- 2 navel oranges
- 1 ruby red grapefruit
- 1 1/4 cups Riesling
- 1 1/4 cups water
- 4 thyme sprigs
- 2 garlic cloves
- 4 pounds mussels, scrubbed and debearded
- 1/2 teaspoon saffron threads, crumbled
- 1/2 teaspoon finely grated orange zest
- 1/2 cup heavy cream
- 2 tablespoons unsalted butter
- Toasted brioche croutons (see Note), sliced pitted Moroccan olives and pea shoots, for garnish
- Using a sharp knife, peel the oranges and grapefruit, removing all of the bitter white pith. Cut in between the membranes and release the sections into a bowl. Coarsely chop the sections and return to the bowl.
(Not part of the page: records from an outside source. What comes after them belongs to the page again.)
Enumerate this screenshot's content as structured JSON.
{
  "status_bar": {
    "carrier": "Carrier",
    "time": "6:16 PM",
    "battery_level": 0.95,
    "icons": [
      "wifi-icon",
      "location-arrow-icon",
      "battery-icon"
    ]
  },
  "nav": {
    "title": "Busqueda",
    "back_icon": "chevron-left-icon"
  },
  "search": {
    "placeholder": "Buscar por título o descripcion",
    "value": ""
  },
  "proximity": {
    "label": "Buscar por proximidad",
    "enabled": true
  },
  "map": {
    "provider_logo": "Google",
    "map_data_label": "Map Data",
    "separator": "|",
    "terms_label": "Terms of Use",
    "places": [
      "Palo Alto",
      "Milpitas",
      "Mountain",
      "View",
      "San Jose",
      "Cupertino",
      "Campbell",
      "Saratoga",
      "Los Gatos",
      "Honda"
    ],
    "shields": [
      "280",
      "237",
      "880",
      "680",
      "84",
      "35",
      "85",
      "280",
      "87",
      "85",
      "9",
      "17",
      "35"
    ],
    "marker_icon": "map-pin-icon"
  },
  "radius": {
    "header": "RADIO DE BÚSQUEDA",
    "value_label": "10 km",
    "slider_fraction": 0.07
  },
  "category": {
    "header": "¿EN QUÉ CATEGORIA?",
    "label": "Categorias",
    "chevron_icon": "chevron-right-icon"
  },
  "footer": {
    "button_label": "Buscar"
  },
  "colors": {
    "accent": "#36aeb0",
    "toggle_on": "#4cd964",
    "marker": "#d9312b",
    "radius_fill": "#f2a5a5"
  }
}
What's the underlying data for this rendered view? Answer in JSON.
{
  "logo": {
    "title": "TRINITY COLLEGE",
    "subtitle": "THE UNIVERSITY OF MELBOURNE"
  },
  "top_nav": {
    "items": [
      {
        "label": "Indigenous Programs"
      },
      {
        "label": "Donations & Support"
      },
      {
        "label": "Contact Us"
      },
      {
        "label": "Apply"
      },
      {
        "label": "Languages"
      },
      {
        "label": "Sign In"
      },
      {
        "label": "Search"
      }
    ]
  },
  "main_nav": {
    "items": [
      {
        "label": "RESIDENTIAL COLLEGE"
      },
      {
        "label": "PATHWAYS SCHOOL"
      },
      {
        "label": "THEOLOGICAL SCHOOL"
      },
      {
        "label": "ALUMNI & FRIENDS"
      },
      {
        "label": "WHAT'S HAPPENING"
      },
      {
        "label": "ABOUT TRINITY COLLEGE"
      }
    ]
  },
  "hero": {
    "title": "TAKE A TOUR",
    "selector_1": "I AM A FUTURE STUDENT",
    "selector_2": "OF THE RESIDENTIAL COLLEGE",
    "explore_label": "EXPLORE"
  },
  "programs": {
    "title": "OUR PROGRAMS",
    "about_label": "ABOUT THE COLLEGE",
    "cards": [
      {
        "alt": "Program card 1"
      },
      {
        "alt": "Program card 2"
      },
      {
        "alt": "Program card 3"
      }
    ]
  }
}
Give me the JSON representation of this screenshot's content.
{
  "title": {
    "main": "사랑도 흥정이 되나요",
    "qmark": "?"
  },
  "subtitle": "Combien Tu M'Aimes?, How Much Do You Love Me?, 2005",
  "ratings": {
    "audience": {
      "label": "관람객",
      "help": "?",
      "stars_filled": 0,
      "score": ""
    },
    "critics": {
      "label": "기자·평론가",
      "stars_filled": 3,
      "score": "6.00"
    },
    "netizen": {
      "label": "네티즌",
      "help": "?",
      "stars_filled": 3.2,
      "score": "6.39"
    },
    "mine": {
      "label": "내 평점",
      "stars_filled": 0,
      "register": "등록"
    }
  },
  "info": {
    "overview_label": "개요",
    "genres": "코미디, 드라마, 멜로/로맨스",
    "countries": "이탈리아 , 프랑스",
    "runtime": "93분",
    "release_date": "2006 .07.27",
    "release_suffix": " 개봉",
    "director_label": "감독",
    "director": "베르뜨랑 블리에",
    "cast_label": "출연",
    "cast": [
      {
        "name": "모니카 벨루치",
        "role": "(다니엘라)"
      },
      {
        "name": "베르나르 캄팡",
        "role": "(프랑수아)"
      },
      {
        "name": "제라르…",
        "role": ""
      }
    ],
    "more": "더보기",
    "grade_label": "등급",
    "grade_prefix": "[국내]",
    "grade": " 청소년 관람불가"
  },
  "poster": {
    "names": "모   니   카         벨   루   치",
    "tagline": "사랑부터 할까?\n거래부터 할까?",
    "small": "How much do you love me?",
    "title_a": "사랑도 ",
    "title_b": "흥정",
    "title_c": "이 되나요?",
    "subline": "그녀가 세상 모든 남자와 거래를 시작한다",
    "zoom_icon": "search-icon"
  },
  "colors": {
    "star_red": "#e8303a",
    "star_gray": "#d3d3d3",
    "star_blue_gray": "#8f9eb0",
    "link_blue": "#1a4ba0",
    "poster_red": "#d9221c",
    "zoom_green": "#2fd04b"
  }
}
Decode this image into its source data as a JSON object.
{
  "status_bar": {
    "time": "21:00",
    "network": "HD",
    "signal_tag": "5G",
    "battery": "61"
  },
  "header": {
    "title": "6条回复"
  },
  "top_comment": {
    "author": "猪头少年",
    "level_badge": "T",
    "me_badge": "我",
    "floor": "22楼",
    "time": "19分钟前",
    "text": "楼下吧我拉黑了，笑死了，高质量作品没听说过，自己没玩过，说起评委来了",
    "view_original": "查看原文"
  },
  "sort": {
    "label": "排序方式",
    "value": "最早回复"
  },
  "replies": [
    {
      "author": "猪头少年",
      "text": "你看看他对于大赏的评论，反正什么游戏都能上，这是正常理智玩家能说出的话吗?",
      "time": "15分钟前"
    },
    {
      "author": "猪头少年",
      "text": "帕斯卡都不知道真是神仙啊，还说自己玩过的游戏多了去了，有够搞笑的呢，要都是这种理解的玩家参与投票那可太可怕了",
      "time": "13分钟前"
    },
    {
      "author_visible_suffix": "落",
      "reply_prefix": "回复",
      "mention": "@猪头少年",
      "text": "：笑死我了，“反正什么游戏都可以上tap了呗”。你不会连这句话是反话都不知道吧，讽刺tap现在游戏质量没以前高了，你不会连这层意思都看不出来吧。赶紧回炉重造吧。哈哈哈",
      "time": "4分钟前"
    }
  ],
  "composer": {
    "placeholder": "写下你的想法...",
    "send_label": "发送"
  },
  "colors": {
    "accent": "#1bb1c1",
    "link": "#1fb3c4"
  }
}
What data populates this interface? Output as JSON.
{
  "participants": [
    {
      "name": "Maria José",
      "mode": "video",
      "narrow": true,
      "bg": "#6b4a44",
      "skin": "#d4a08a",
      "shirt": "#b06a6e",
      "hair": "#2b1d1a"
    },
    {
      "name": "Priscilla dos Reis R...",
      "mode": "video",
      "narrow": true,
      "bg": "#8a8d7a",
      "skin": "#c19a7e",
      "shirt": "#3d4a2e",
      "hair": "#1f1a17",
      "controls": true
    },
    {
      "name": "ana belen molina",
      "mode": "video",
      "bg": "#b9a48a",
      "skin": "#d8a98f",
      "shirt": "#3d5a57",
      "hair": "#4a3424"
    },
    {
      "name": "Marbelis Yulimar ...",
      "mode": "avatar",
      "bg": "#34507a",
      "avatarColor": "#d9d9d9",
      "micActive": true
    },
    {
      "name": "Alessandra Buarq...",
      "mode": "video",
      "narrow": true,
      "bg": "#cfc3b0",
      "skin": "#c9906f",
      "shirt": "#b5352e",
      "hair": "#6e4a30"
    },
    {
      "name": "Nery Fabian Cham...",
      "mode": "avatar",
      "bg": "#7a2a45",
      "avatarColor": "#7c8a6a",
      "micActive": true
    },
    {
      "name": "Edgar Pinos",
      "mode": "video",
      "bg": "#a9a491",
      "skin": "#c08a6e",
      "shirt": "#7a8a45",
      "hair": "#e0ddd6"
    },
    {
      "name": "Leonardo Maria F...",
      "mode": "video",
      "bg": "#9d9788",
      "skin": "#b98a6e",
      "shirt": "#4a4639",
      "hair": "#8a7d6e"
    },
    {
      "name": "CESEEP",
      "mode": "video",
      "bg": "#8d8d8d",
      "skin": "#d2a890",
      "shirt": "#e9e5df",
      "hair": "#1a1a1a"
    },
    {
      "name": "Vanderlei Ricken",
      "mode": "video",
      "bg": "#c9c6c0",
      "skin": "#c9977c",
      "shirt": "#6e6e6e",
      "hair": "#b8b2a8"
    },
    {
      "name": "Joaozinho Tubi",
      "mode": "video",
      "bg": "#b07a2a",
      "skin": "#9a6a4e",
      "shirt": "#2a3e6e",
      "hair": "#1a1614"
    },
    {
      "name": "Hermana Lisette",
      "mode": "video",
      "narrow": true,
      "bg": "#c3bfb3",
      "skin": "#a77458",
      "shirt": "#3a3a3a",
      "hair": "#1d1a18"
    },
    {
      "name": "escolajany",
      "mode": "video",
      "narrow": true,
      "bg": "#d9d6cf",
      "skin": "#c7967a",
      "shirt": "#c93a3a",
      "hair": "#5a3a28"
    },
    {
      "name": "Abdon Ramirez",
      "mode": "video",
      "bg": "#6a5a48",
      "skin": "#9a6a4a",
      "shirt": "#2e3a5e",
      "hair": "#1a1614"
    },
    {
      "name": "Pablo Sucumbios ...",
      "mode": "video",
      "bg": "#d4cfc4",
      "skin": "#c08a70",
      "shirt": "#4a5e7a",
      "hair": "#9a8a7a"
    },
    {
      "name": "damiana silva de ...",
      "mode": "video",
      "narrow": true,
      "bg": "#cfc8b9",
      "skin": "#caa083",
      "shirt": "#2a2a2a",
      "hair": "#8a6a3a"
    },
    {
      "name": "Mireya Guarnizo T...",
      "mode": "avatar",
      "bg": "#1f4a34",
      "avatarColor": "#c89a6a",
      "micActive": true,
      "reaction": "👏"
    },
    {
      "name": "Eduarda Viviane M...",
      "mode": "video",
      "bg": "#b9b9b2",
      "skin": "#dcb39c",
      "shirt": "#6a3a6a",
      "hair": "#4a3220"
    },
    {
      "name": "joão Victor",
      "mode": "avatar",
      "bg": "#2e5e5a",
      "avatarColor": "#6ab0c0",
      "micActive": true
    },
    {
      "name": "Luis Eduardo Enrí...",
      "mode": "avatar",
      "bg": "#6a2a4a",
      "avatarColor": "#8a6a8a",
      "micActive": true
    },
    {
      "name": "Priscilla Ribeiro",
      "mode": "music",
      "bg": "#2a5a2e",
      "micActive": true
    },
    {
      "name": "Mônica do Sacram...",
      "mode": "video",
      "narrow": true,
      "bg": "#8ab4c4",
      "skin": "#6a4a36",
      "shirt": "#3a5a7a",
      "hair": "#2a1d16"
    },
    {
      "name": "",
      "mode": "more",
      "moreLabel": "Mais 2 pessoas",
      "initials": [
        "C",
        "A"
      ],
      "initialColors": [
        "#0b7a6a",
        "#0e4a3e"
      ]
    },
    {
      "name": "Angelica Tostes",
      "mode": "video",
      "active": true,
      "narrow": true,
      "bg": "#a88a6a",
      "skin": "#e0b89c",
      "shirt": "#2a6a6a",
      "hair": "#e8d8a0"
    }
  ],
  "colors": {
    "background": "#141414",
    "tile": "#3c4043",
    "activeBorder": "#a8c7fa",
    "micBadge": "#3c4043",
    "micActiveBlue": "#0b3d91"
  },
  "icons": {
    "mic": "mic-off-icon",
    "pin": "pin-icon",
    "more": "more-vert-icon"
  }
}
- In a large pot, combine the Riesling, water, thyme and garlic and bring to a boil. Add the mussels, cover and cook until the shells open, about 5 minutes. Transfer the mussels to a bowl and remove them from the shells.
- Strain the broth and return it to the pot. Add the saffron and orange zest and boil until the broth is reduced to 2 cups, about 8 minutes. Add the cream and simmer until thickened, about 5 minutes. Add the butter and swirl until melted. Add the mussels.
- Spoon the mussels and broth into bowls. Garnish with the chopped citrus, brioche croutons, olives and pea shoots and serve.
To make the croutons, cut 1-inch slices of brioche into cubes and transfer to a baking sheet. Bake in a 350? oven for 10 minutes, or until toasted.
It’s certainly not mandatory, but pairing a dish that has wine in it with the same sort of wine often makes for a good match. Zesty Australian Riesling pairs especially well with the citrus in this dish.